THE UNITED STATES AND COLOMBIA.

Those citizens of the United States who thought that with the disappearance of the Clayton-Bulwer Treaty all the difficulties in the way of obtaining a canal of their own had also disappeared were doomed to a severe disappointment. They had not reckoned with a South American republic on the verge of bankruptcy and suddenly presented with a glorious opportunity to fill its empty treasury. Two preliminaries were necessary before the United States could settle down at the isthmus of Panama to the work of canal construction. They had to purchase the concession, the unfinished works and the other assets of the New Panama Company, at as reasonable a price as they could obtain; and, secondly, it was necessary to conclude a treaty with Colombia, securing to the United States on satisfactory terms the perpetual control of a strip of territory on the isthmus from sea to sea within which the canal could be constructed.

The first of these undertakings presented, as it turned out, no great difficulty. The New Panama Company had begun to despair of its own ability to get a canal finished across the isthmus, and to realize that their best course was to transfer the whole business to the United States. This disposition had been greatly strengthened by the Report of the Third Canal Commission, issued in December 1900. Probably the members of the commission were convinced of the advantages of the Panama route and the desirability of continuing the work of the French engineers. But they were shrewd people. They dwelt in their report on the improbability that the New Panama Company would sell its property to the United States, and on the difficulty of getting the Colombian concession transferred. They decided, therefore, that "the most practicable and feasible route for an isthmian canal to be under the control, management, and ownership of the United States is that known as the Nicaraguan route."

The commission probably foresaw the effect such a decision was likely to have on the directors and shareholders of the New Panama Company. If an American canal were constructed at Nicaragua, all the property and work of the company at Panama would be thrown on the scrap-heap. The company estimated the value of its property at $109,141,500, a price which the commission, representing the American government, declined to look at.

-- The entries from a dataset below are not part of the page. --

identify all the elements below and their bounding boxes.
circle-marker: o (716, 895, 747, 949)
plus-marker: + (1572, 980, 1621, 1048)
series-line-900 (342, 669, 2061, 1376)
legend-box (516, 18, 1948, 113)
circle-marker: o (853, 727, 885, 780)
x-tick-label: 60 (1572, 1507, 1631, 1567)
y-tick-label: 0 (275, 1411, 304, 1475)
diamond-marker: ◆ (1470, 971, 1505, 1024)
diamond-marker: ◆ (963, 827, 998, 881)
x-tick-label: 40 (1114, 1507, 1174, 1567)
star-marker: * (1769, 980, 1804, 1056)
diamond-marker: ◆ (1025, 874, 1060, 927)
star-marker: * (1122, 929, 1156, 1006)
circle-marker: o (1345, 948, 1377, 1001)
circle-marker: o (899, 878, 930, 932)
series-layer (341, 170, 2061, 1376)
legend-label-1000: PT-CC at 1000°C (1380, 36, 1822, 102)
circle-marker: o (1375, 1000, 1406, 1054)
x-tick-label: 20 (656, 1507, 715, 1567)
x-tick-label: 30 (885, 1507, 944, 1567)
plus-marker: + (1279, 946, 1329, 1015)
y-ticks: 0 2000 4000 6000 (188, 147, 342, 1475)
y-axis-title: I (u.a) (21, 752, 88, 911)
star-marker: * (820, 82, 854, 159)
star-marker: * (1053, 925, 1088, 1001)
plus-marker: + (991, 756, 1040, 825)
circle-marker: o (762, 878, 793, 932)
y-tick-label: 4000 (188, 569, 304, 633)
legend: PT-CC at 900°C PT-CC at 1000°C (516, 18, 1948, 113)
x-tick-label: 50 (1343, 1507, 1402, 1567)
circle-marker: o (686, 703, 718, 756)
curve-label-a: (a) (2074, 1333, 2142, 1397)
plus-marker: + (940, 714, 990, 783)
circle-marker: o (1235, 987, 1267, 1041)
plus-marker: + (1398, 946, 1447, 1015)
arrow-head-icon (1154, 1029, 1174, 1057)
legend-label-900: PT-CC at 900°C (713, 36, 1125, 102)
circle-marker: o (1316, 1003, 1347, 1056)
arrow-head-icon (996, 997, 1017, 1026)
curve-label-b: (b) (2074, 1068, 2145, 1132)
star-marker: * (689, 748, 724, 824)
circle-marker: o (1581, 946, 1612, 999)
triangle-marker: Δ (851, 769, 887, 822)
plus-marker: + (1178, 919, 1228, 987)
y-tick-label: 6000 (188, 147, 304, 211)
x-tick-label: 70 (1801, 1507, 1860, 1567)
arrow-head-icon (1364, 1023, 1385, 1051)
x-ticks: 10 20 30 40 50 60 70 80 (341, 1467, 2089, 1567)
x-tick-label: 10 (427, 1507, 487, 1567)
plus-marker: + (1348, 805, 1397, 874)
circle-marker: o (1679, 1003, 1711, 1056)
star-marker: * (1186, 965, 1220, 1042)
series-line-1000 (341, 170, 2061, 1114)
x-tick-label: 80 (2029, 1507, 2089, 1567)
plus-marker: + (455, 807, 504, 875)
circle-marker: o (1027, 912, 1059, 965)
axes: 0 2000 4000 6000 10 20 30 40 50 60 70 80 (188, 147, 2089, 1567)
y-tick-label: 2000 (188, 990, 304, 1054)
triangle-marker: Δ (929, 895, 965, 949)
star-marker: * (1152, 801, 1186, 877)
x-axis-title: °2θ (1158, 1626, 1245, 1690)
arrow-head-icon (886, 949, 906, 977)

The commission thought $40,000,000 quite enough for the property, and so completely were the Americans master of the situation that that price was agreed upon in January 1902. The commission thereupon issued a supplementary report, which reversed the former decision and recommended the Panama route and the purchase of the French property.

Then arose in the Congress of the United States a tremendous conflict between the Nicaraguans and the Panamanians, the champions of the two routes which had so long been in rivalry. The former party insisted that Panama was farther from the United States than Nicaragua, and therefore the journey from the eastern to the western seaboard of the States would be longer. They argued that Panama was unfavourable to sailing vessels on account of the prevailing calms on that coast; that it would be easier to deal with Costa Rica and Nicaragua than with Colombia; and that Nicaragua was "the traditional American route" as compared with the Frenchified Panama. The claims of the old Darien route were also advanced. This was probably done by American railway people who were against any canal, for the Darien route would have involved a rock tunnel five miles long and three hundred feet broad, the attempt to achieve which would probably have ended all canal adventures at the isthmus.